My old storm chasing forum signature used to be “Keep your eyes to the skies”, but over the past weeks or so the skies have held much of nothing. During the summer months the reason for the hot weather is due to a high pressure system which steadies itself over the western parts of the country, this high pressure system holds back cold fronts and in the process brings up sunny skies and wind. This means that we generally only have a couple of days where there are clouds present, apart from fair weather cloud clothes over the mountains, which hold little surprises (treats) when it comes to sunrise or sunset. We rely on certain forms of weather for different sunrise and sunset results, this is something I addressed in another post over here:
Anyway, my girlfriend and I had been wanting to head out to take some photographs; She has recently found that it is something she highly enjoys and as an artistic person, usually with paper, is happy to have found a new medium to use to create.
The problem we found ourselves in was one where I am not at all keen to head out into the field to take landscape photographs without there being at least some cloud present, or the sky just feels like a dull blank canvas. It almost feels like publishing a book with the last 20 pages missing.
Finally on Saturday evening there were a few small hints of cirrus in the sky, and we decided to make a short trip from Kenilworth, through to Rhodes Memorial, which overlooks Cape Town facing north.
It had been a good decade and a half since my previous visit to Rhodes Memorial, but I still remembered it distinctly, the stairs, the railings, the parking lot and the restaurant.
On our arrival, we moved to the ledge that overlooked the city, the wind now biting our necks and arms. The shadow of Table Mountain cast what I deemed an undesirable shadow over much of the foreground. I then noticed the Athlone building, the one that was next to the Athlone Towers, prior to their destruction. The building is an amazing piece of industrial art by itself, shattered windows lined up on brick walls, towers leading up to the skies – but the old rusted metal fence that contains the beast makes it impossible to access. Now standing around 10 kilometers from the building, I replaced my Sigma 10-20mm with my Canon 400mm 5.6 and attempted to capture at least some of the power that this building seems to hold. The result was very different to my desired shots I’d like to get from with inside the fence, but I was pleased with the result regardless, specifically the fact that as the image slowly fades into the distance, you can see less industrial and suburban buildings, and begin to see more of nature, hills and mountains. The contrast between the untarnished mountain in the back and the abandoned old factory building in the foreground was something I found very appealing, and I rarely try to look for meaning or symbolism within a photograph.

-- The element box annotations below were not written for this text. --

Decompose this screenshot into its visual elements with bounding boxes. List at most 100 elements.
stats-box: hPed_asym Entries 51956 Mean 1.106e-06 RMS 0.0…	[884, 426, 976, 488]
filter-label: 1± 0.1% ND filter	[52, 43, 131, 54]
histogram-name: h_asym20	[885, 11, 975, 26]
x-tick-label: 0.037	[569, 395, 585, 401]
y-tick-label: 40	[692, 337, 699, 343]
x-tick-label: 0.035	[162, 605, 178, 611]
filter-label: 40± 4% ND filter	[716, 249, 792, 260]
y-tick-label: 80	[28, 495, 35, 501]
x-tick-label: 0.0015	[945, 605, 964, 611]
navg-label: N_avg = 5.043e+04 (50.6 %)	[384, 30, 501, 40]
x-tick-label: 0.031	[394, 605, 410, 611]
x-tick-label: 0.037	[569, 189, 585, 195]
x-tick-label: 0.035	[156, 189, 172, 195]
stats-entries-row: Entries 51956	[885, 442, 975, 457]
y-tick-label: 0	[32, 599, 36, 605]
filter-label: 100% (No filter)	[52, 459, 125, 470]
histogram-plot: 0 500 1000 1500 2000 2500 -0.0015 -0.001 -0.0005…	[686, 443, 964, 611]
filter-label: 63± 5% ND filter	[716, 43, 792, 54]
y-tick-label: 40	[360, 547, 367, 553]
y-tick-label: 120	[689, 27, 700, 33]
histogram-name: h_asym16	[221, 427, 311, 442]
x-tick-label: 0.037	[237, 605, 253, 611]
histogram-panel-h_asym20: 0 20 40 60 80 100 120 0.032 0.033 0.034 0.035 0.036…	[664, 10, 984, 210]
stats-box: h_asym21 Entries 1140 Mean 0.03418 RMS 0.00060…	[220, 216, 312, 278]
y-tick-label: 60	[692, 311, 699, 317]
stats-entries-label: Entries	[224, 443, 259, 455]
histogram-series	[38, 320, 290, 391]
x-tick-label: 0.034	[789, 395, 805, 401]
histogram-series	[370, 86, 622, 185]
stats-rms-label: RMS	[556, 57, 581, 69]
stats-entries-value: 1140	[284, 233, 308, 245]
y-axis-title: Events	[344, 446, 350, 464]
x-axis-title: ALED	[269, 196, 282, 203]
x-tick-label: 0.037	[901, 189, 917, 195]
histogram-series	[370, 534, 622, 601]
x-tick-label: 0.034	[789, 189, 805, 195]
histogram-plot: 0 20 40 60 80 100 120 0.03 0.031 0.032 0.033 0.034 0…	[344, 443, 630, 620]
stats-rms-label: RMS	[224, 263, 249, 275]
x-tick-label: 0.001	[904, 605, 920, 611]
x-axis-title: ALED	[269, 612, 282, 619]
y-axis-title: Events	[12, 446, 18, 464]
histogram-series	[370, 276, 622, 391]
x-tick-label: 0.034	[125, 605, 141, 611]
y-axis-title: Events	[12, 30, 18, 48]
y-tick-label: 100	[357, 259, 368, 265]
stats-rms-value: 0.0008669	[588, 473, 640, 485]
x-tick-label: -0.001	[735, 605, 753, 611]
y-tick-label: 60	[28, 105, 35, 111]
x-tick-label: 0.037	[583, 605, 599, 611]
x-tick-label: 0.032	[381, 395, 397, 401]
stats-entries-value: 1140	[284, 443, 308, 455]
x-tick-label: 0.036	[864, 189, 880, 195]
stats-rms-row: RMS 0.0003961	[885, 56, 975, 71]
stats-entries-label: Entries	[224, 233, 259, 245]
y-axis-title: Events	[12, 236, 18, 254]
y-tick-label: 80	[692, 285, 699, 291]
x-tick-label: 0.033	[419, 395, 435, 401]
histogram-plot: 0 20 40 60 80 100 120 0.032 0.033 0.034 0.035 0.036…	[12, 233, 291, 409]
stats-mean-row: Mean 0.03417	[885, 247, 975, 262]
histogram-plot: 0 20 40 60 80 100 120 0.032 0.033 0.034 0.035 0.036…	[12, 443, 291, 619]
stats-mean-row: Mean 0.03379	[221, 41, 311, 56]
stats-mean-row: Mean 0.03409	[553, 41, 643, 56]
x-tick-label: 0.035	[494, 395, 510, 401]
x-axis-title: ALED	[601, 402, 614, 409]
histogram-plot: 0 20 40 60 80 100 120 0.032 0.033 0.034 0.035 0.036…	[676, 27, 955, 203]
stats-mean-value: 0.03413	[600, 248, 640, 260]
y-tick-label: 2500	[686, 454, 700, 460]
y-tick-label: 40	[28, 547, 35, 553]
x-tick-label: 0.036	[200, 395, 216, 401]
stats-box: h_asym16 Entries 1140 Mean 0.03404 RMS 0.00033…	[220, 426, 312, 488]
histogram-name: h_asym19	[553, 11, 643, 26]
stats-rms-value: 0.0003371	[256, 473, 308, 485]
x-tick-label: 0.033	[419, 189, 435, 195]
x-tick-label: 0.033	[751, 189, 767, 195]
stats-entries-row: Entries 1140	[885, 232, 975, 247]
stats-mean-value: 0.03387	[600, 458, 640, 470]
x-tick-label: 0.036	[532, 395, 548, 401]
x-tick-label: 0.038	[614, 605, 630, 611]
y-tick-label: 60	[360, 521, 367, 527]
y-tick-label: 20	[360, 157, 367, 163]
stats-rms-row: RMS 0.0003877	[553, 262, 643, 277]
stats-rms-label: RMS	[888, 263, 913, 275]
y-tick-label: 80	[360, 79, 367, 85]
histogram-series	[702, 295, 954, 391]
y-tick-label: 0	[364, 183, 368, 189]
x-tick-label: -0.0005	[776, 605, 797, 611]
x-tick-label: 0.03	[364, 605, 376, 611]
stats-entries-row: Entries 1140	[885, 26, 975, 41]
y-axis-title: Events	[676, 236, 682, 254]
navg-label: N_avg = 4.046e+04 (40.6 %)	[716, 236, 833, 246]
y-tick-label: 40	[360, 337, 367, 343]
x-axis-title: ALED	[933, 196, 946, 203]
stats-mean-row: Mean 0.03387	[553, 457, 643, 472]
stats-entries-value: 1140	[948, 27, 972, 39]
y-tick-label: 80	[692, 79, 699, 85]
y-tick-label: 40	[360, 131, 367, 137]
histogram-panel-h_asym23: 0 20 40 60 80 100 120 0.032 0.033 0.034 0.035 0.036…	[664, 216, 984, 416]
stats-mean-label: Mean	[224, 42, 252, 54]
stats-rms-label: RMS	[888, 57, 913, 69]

Cathryn was left to wonder around the grass areas, focusing on the trees surrounding the monument, while I headed up and made the pillars my main focus. I am a complete sucker for symmetry, especially in photography, and even though it’s a basic rule of photography to not center your focus point, I will sometimes disobey that thought and be happy with the result.
A homeless man was sitting next to ol’ Cecil at the top of the monument stairs,looking over a city which had abandoned him. He was not young, but not old either.. Slightly greying, slipping away, somewhat like the sun at that minute. I wished I had the ability to approach him and to take photographs where he was the focus, but I had no change on me and I feel as though it would only be right to use him for my own personal gains if I were to provide something in return. Instead I sneaked a few shots using my wide angle lens, where he wouldn’t know he was being photographed.
We were then offered by the manager, to take advantage of the views present from the top of the roof. The roof is an area that is usually off limits, and was hidden behind a door marked “No Entry”. He opened the door for us, and we slowly climbed a set of dark, stairs in a tiny corridor that felt as though it lead to the depths of Satan’s lair. The wind up on the roof was unbearable and it was only a few minutes before we couldn’t take any more of the icy chill and headed back down and to the car.
I think that Rhodes Memorial, while offering some decent photographs, is still a place that can be appreciated more by the eye and a camera can’t really capture it effectively. None the less it was a pretty good evening adventure without much travel needed.